Conocí la verdadera fuerza de palabra del padre Aurelio los días posteriores a la discusión.

No me dirigía un vistazo ni siquiera cuando coincidíamos en alguna parte de la iglesia. Las cenas eran los momentos más nostálgicos del día, me sumía en su silencio a solas y para el cuarto día de indiferencia, ni siquiera la televisión conseguía hacerme compañía.

Si esperaba que le dijese algo, que fuese yo quien iniciara la plática o lo que sea, podía esperar sentado en su despacho, eso no pasaría, mi dignidad ya fue masacrada la tarde que decidí meterme al confesionario y él, luego de cogerme como le dio su reverenda gana, me despachó como si nada.

Pero claro, yo era la mala del cuento y él el pobrecito sacerdote que caía en mis tentadoras artimañas.

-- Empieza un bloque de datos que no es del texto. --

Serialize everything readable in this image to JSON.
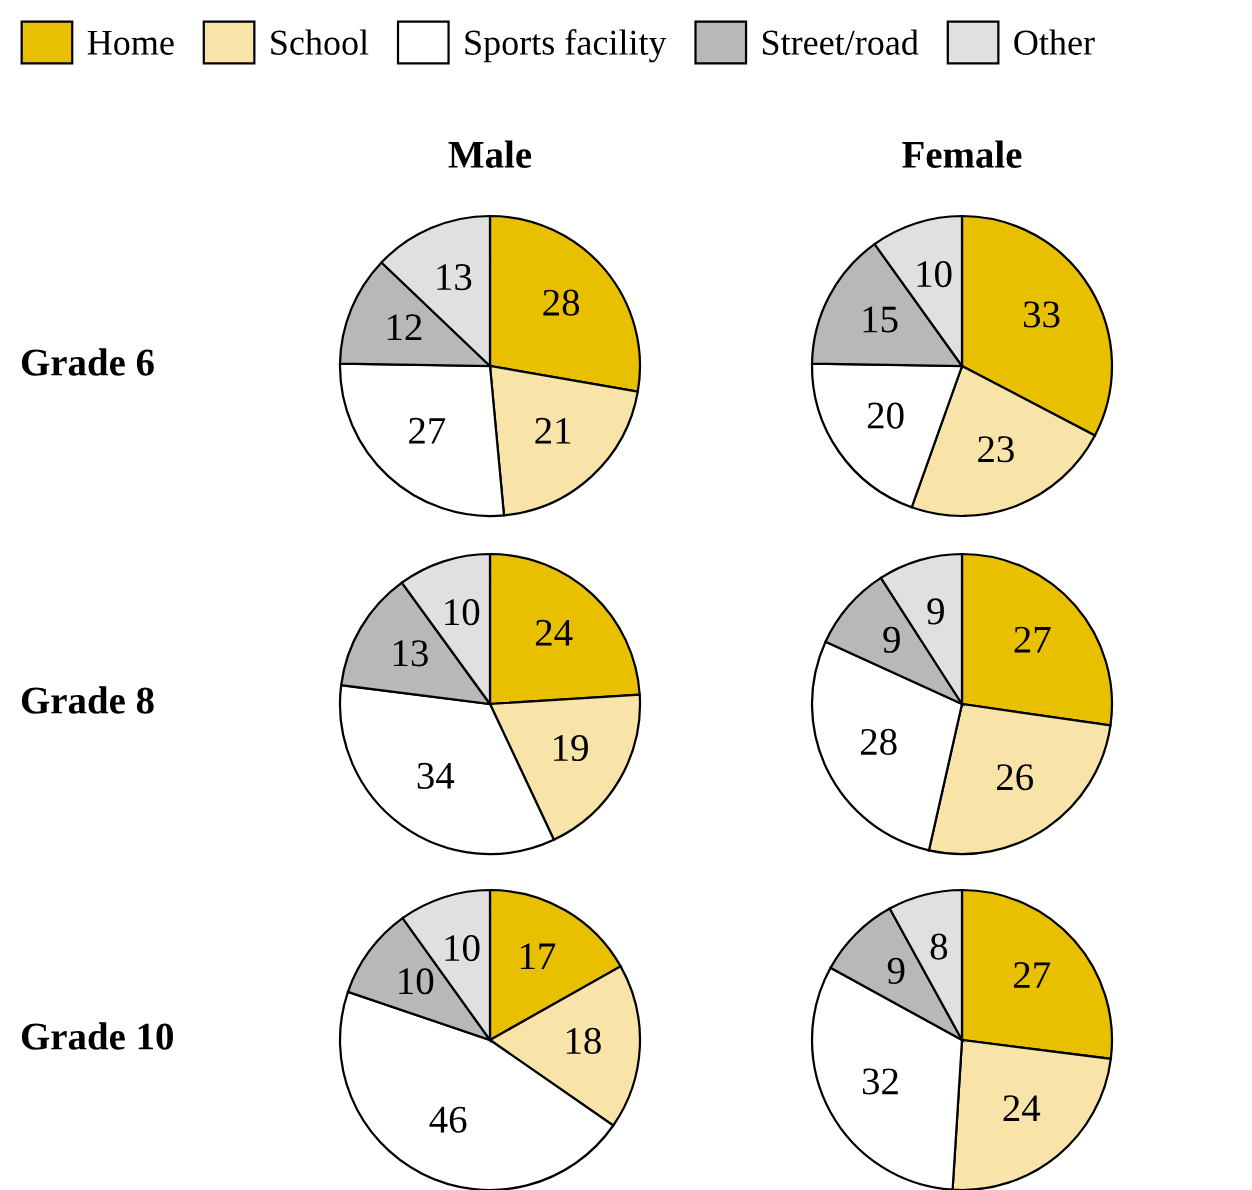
{
  "chart_data": [
    {
      "type": "pie",
      "title": "Male",
      "ylabel": "Grade 6",
      "categories": [
        "Home",
        "School",
        "Sports facility",
        "Street/road",
        "Other"
      ],
      "values": [
        28,
        21,
        27,
        12,
        13
      ],
      "colors": [
        "#e8c000",
        "#f8e4a8",
        "#ffffff",
        "#b8b8b8",
        "#e0e0e0"
      ],
      "data_labels": true,
      "legend": "top"
    },
    {
      "type": "pie",
      "title": "Female",
      "categories": [
        null,
        null,
        null,
        null,
        null
      ],
      "values": [
        33,
        23,
        20,
        15,
        10
      ],
      "colors": [
        "#e8c000",
        "#f8e4a8",
        "#ffffff",
        "#b8b8b8",
        "#e0e0e0"
      ],
      "data_labels": true
    },
    {
      "type": "pie",
      "ylabel": "Grade 8",
      "categories": [
        null,
        null,
        null,
        null,
        null
      ],
      "values": [
        24,
        19,
        34,
        13,
        10
      ],
      "colors": [
        "#e8c000",
        "#f8e4a8",
        "#ffffff",
        "#b8b8b8",
        "#e0e0e0"
      ],
      "data_labels": true
    },
    {
      "type": "pie",
      "categories": [
        null,
        null,
        null,
        null,
        null
      ],
      "values": [
        27,
        26,
        28,
        9,
        9
      ],
      "colors": [
        "#e8c000",
        "#f8e4a8",
        "#ffffff",
        "#b8b8b8",
        "#e0e0e0"
      ],
      "data_labels": true
    },
    {
      "type": "pie",
      "ylabel": "Grade 10",
      "categories": [
        null,
        null,
        null,
        null,
        null
      ],
      "values": [
        17,
        18,
        46,
        10,
        10
      ],
      "colors": [
        "#e8c000",
        "#f8e4a8",
        "#ffffff",
        "#b8b8b8",
        "#e0e0e0"
      ],
      "data_labels": true
    },
    {
      "type": "pie",
      "categories": [
        null,
        null,
        null,
        null,
        null
      ],
      "values": [
        27,
        24,
        32,
        9,
        8
      ],
      "colors": [
        "#e8c000",
        "#f8e4a8",
        "#ffffff",
        "#b8b8b8",
        "#e0e0e0"
      ],
      "data_labels": true
    }
  ]
}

Al menos tenía el agrado de ver florecer una amistad con varias mujeres de la congregación. Sabía que varias renegaban de mi presencia en este lugar o me acusaban de no ser una servidora de valor, pero con una charla amena todo podía resolverse.

Menos Mary De Roosevelt. Esa mujer cizañera no bajaba la guardia, estaba segura de que fue ella quien envió la estúpida carta a la catedral.

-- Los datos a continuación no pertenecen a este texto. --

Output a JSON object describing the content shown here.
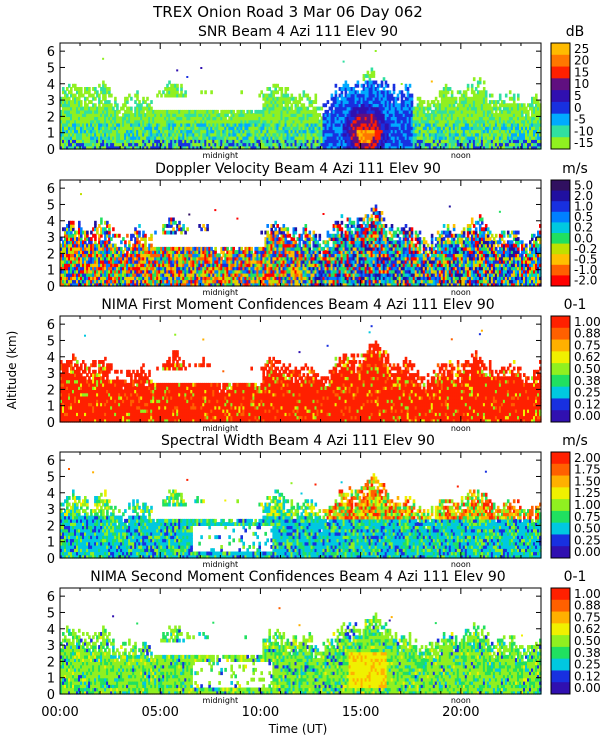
{
  "title": "TREX Onion Road    3 Mar 06 Day 062",
  "ylabel": "Altitude (km)",
  "xlabel": "Time (UT)",
  "x_ticks": [
    "00:00",
    "05:00",
    "10:00",
    "15:00",
    "20:00"
  ],
  "x_tick_values": [
    0,
    5,
    10,
    15,
    20
  ],
  "xlim": [
    0,
    24
  ],
  "midnight_label": "midnight",
  "noon_label": "noon",
  "midnight_hour": 8,
  "noon_hour": 20,
  "chart_data": [
    {
      "type": "heatmap",
      "title": "SNR Beam 4 Azi 111 Elev 90",
      "unit": "dB",
      "ylim": [
        0,
        6.5
      ],
      "y_ticks": [
        "0",
        "1",
        "2",
        "3",
        "4",
        "5",
        "6"
      ],
      "colorbar_labels": [
        "25",
        "20",
        "15",
        "10",
        "5",
        "0",
        "-5",
        "-10",
        "-15"
      ],
      "colors": [
        "#ffbb00",
        "#ff7700",
        "#ff2000",
        "#601080",
        "#3010b0",
        "#1830e0",
        "#00aaff",
        "#30e0a0",
        "#90f020"
      ],
      "dominant_values": [
        -15,
        -10,
        5,
        15
      ]
    },
    {
      "type": "heatmap",
      "title": "Doppler Velocity Beam 4 Azi 111 Elev 90",
      "unit": "m/s",
      "ylim": [
        0,
        6.5
      ],
      "y_ticks": [
        "0",
        "1",
        "2",
        "3",
        "4",
        "5",
        "6"
      ],
      "colorbar_labels": [
        "5.0",
        "2.0",
        "1.0",
        "0.5",
        "0.2",
        "0.0",
        "-0.2",
        "-0.5",
        "-1.0",
        "-2.0"
      ],
      "colors": [
        "#301060",
        "#2010a0",
        "#1830e0",
        "#0080ff",
        "#00c8e0",
        "#20e060",
        "#c0e000",
        "#ffc000",
        "#ff6000",
        "#ff0000"
      ],
      "dominant_values": [
        -2.0,
        -1.0,
        0.0,
        2.0
      ]
    },
    {
      "type": "heatmap",
      "title": "NIMA First Moment Confidences Beam 4 Azi 111 Elev 90",
      "unit": "0-1",
      "ylim": [
        0,
        6.5
      ],
      "y_ticks": [
        "0",
        "1",
        "2",
        "3",
        "4",
        "5",
        "6"
      ],
      "colorbar_labels": [
        "1.00",
        "0.88",
        "0.75",
        "0.62",
        "0.50",
        "0.38",
        "0.25",
        "0.12",
        "0.00"
      ],
      "colors": [
        "#ff2000",
        "#ff6000",
        "#ffb000",
        "#f0f000",
        "#90f020",
        "#20e060",
        "#00c8e0",
        "#1830e0",
        "#3010b0"
      ],
      "dominant_values": [
        1.0,
        0.88
      ]
    },
    {
      "type": "heatmap",
      "title": "Spectral Width Beam 4 Azi 111 Elev 90",
      "unit": "m/s",
      "ylim": [
        0,
        6.5
      ],
      "y_ticks": [
        "0",
        "1",
        "2",
        "3",
        "4",
        "5",
        "6"
      ],
      "colorbar_labels": [
        "2.00",
        "1.75",
        "1.50",
        "1.25",
        "1.00",
        "0.75",
        "0.50",
        "0.25",
        "0.00"
      ],
      "colors": [
        "#ff2000",
        "#ff6000",
        "#ffb000",
        "#f0f000",
        "#90f020",
        "#20e060",
        "#00c8e0",
        "#1830e0",
        "#3010b0"
      ],
      "dominant_values": [
        0.5,
        0.75,
        1.0
      ]
    },
    {
      "type": "heatmap",
      "title": "NIMA Second Moment Confidences Beam 4 Azi 111 Elev 90",
      "unit": "0-1",
      "ylim": [
        0,
        6.5
      ],
      "y_ticks": [
        "0",
        "1",
        "2",
        "3",
        "4",
        "5",
        "6"
      ],
      "colorbar_labels": [
        "1.00",
        "0.88",
        "0.75",
        "0.62",
        "0.50",
        "0.38",
        "0.25",
        "0.12",
        "0.00"
      ],
      "colors": [
        "#ff2000",
        "#ff6000",
        "#ffb000",
        "#f0f000",
        "#90f020",
        "#20e060",
        "#00c8e0",
        "#1830e0",
        "#3010b0"
      ],
      "dominant_values": [
        0.5,
        0.38
      ]
    }
  ]
}
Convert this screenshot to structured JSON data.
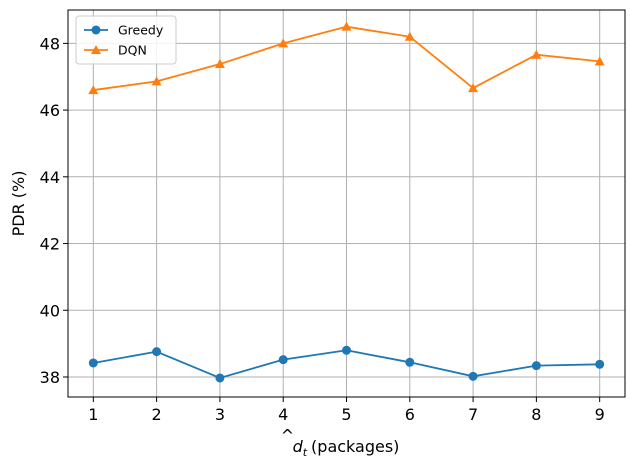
{
  "chart_data": {
    "type": "line",
    "title": "",
    "xlabel_symbol": "d",
    "xlabel_hat": "^",
    "xlabel_subscript": "t",
    "xlabel_units": "(packages)",
    "ylabel": "PDR (%)",
    "x": [
      1,
      2,
      3,
      4,
      5,
      6,
      7,
      8,
      9
    ],
    "xticks": [
      1,
      2,
      3,
      4,
      5,
      6,
      7,
      8,
      9
    ],
    "yticks": [
      38,
      40,
      42,
      44,
      46,
      48
    ],
    "xlim": [
      0.6,
      9.4
    ],
    "ylim": [
      37.4,
      49.0
    ],
    "grid": true,
    "legend_location": "upper-left",
    "series": [
      {
        "name": "Greedy",
        "color": "#1f77b4",
        "marker": "circle",
        "values": [
          38.42,
          38.76,
          37.97,
          38.52,
          38.8,
          38.44,
          38.02,
          38.34,
          38.38
        ]
      },
      {
        "name": "DQN",
        "color": "#ff7f0e",
        "marker": "triangle",
        "values": [
          46.6,
          46.86,
          47.38,
          48.0,
          48.5,
          48.2,
          46.66,
          47.66,
          47.46
        ]
      }
    ]
  }
}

Se cumplió un mes de mi llegada a este sitio y ya no soportaba usar la peluca todo el día. Extrañaba mi cabello negro, mi habitación, mi casa, mi sobrina y el vaso favorito de mi alacena.

Y los odié con más fervor. Al imbécil de Joshua, a la groupie de Regina y un poco a mí, por rebajarme a su nivel y perder mi maravillosa estatuilla y la libertad de siquiera permanecer en mi casa.

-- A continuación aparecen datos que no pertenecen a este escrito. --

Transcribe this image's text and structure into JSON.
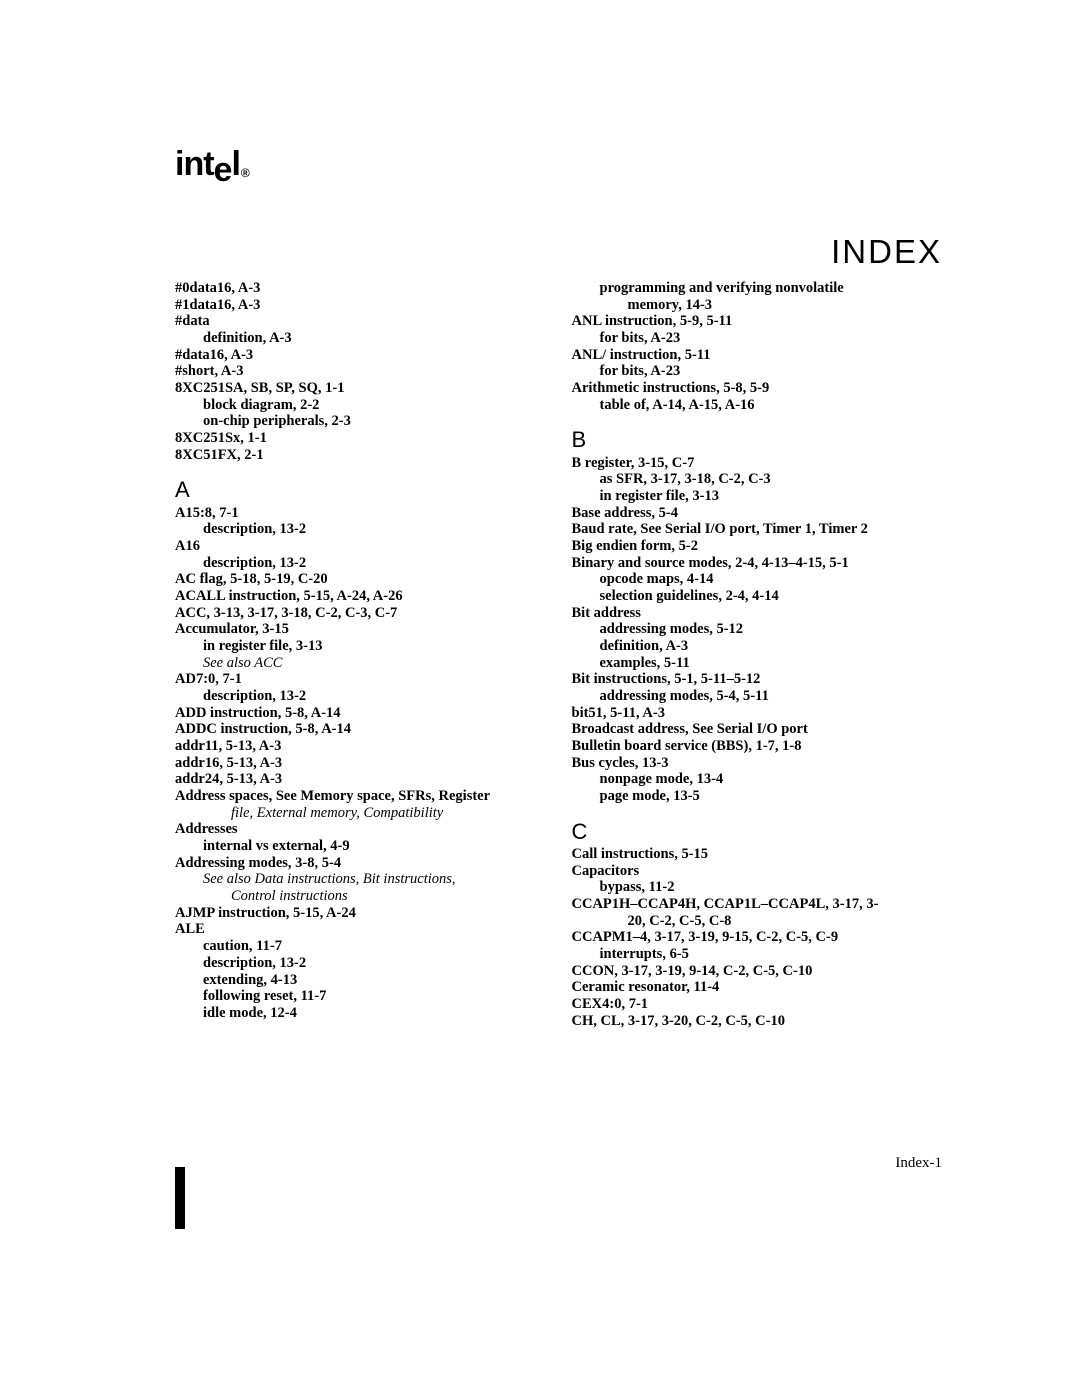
{
  "logo_text": "intel",
  "title": "INDEX",
  "page_number": "Index-1",
  "left_column": [
    {
      "cls": "entry",
      "t": "#0data16,  A-3"
    },
    {
      "cls": "entry",
      "t": "#1data16,  A-3"
    },
    {
      "cls": "entry",
      "t": "#data"
    },
    {
      "cls": "sub1",
      "t": "definition,  A-3"
    },
    {
      "cls": "entry",
      "t": "#data16,  A-3"
    },
    {
      "cls": "entry",
      "t": "#short,  A-3"
    },
    {
      "cls": "entry",
      "t": "8XC251SA, SB, SP, SQ,  1-1"
    },
    {
      "cls": "sub1",
      "t": "block diagram,  2-2"
    },
    {
      "cls": "sub1",
      "t": "on-chip peripherals,  2-3"
    },
    {
      "cls": "entry",
      "t": "8XC251Sx,  1-1"
    },
    {
      "cls": "entry",
      "t": "8XC51FX,  2-1"
    },
    {
      "cls": "letter",
      "t": "A"
    },
    {
      "cls": "entry",
      "t": "A15:8,  7-1"
    },
    {
      "cls": "sub1",
      "t": "description,  13-2"
    },
    {
      "cls": "entry",
      "t": "A16"
    },
    {
      "cls": "sub1",
      "t": "description,  13-2"
    },
    {
      "cls": "entry",
      "t": "AC flag,  5-18, 5-19, C-20"
    },
    {
      "cls": "entry",
      "t": "ACALL instruction,  5-15, A-24, A-26"
    },
    {
      "cls": "entry",
      "t": "ACC,  3-13, 3-17, 3-18, C-2, C-3, C-7"
    },
    {
      "cls": "entry",
      "t": "Accumulator,  3-15"
    },
    {
      "cls": "sub1",
      "t": "in register file,  3-13"
    },
    {
      "cls": "sub1i",
      "t": "See also ACC"
    },
    {
      "cls": "entry",
      "t": "AD7:0,  7-1"
    },
    {
      "cls": "sub1",
      "t": "description,  13-2"
    },
    {
      "cls": "entry",
      "t": "ADD instruction,  5-8, A-14"
    },
    {
      "cls": "entry",
      "t": "ADDC instruction,  5-8, A-14"
    },
    {
      "cls": "entry",
      "t": "addr11,  5-13, A-3"
    },
    {
      "cls": "entry",
      "t": "addr16,  5-13, A-3"
    },
    {
      "cls": "entry",
      "t": "addr24,  5-13, A-3"
    },
    {
      "cls": "mix",
      "parts": [
        {
          "b": "Address spaces"
        },
        {
          "i": ", See Memory space, SFRs, Register"
        }
      ]
    },
    {
      "cls": "sub2i",
      "t": "file, External memory, Compatibility"
    },
    {
      "cls": "entry",
      "t": "Addresses"
    },
    {
      "cls": "sub1",
      "t": "internal vs external,  4-9"
    },
    {
      "cls": "entry",
      "t": "Addressing modes,  3-8, 5-4"
    },
    {
      "cls": "sub1i",
      "t": "See also Data instructions, Bit instructions,"
    },
    {
      "cls": "sub2i",
      "t": "Control instructions"
    },
    {
      "cls": "entry",
      "t": "AJMP instruction,  5-15, A-24"
    },
    {
      "cls": "entry",
      "t": "ALE"
    },
    {
      "cls": "sub1",
      "t": "caution,  11-7"
    },
    {
      "cls": "sub1",
      "t": "description,  13-2"
    },
    {
      "cls": "sub1",
      "t": "extending,  4-13"
    },
    {
      "cls": "sub1",
      "t": "following reset,  11-7"
    },
    {
      "cls": "sub1",
      "t": "idle mode,  12-4"
    }
  ],
  "right_column": [
    {
      "cls": "sub1",
      "t": "programming and verifying nonvolatile"
    },
    {
      "cls": "sub1",
      "t": "        memory,  14-3",
      "indent": 56
    },
    {
      "cls": "entry",
      "t": "ANL instruction,  5-9, 5-11"
    },
    {
      "cls": "sub1",
      "t": "for bits,  A-23"
    },
    {
      "cls": "entry",
      "t": "ANL/ instruction,  5-11"
    },
    {
      "cls": "sub1",
      "t": "for bits,  A-23"
    },
    {
      "cls": "entry",
      "t": "Arithmetic instructions,  5-8, 5-9"
    },
    {
      "cls": "sub1",
      "t": "table of,  A-14, A-15, A-16"
    },
    {
      "cls": "letter",
      "t": "B"
    },
    {
      "cls": "entry",
      "t": "B register,  3-15, C-7"
    },
    {
      "cls": "sub1",
      "t": "as SFR,  3-17, 3-18, C-2, C-3"
    },
    {
      "cls": "sub1",
      "t": "in register file,  3-13"
    },
    {
      "cls": "entry",
      "t": "Base address,  5-4"
    },
    {
      "cls": "mix",
      "parts": [
        {
          "b": "Baud rate"
        },
        {
          "i": ", See Serial I/O port, Timer 1, Timer 2"
        }
      ]
    },
    {
      "cls": "entry",
      "t": "Big endien form,  5-2"
    },
    {
      "cls": "entry",
      "t": "Binary and source modes,  2-4, 4-13–4-15, 5-1"
    },
    {
      "cls": "sub1",
      "t": "opcode maps,  4-14"
    },
    {
      "cls": "sub1",
      "t": "selection guidelines,  2-4, 4-14"
    },
    {
      "cls": "entry",
      "t": "Bit address"
    },
    {
      "cls": "sub1",
      "t": "addressing modes,  5-12"
    },
    {
      "cls": "sub1",
      "t": "definition,  A-3"
    },
    {
      "cls": "sub1",
      "t": "examples,  5-11"
    },
    {
      "cls": "entry",
      "t": "Bit instructions,  5-1, 5-11–5-12"
    },
    {
      "cls": "sub1",
      "t": "addressing modes,  5-4, 5-11"
    },
    {
      "cls": "entry",
      "t": "bit51,  5-11, A-3"
    },
    {
      "cls": "mix",
      "parts": [
        {
          "b": "Broadcast address"
        },
        {
          "i": ", See Serial I/O port"
        }
      ]
    },
    {
      "cls": "entry",
      "t": "Bulletin board service (BBS),  1-7, 1-8"
    },
    {
      "cls": "entry",
      "t": "Bus cycles,  13-3"
    },
    {
      "cls": "sub1",
      "t": "nonpage mode,  13-4"
    },
    {
      "cls": "sub1",
      "t": "page mode,  13-5"
    },
    {
      "cls": "letter",
      "t": "C"
    },
    {
      "cls": "entry",
      "t": "Call instructions,  5-15"
    },
    {
      "cls": "entry",
      "t": "Capacitors"
    },
    {
      "cls": "sub1",
      "t": "bypass,  11-2"
    },
    {
      "cls": "entry",
      "t": "CCAP1H–CCAP4H, CCAP1L–CCAP4L,  3-17, 3-"
    },
    {
      "cls": "sub1",
      "t": "20, C-2, C-5, C-8",
      "indent": 56
    },
    {
      "cls": "entry",
      "t": "CCAPM1–4,  3-17, 3-19, 9-15, C-2, C-5, C-9"
    },
    {
      "cls": "sub1",
      "t": "interrupts,  6-5"
    },
    {
      "cls": "entry",
      "t": "CCON,  3-17, 3-19, 9-14, C-2, C-5, C-10"
    },
    {
      "cls": "entry",
      "t": "Ceramic resonator,  11-4"
    },
    {
      "cls": "entry",
      "t": "CEX4:0,  7-1"
    },
    {
      "cls": "entry",
      "t": "CH, CL,  3-17, 3-20, C-2, C-5, C-10"
    }
  ]
}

Pero me quedaban dos meses en este lugar. No podía caer en la desilusión tan pronto, no le daría el poder de controlar mis sentimientos, el padre Aurelio aprendería que no es la única posible entretención para mí.

─Señorita, Dios la llenará de bendiciones por esto─dijo el muchacho que rondaba mi edad, luego de cerrar la compuerta del camión─. Los niños se pondrán felices, ya hubiese querido tener un regalo así de chiquillo.

La mañana pasó en un suspiro, ocupados en la entrega de cientos de juguetes y comida para las criaturas del orfanato. Me encargaría de ganarme el perdón de Dios por haber tomado la santidad de su no tan fiel sirviente a como de lugar.

─Eso espero─respondí, bajé las gafas de sol a la punta de mi nariz para estudiar su rostro─. ¿Cómo te llamas? Te he visto por aquí varias veces y me parece descortés no saber tu nombre.

Era guapo, quizás tenía un año menos que yo, dueño de unos ojos del color de la miel, una nariz aguileña y una sonrisa amable. No encontré anillo en su mano, bien, no lo esperaba nadie en casa.

Noté la sorpresa ensancharle la mirada. Quitó la gorra de su cabeza para darle vuelta y limpiar el leve sudor de su frente con el dorso de la mano.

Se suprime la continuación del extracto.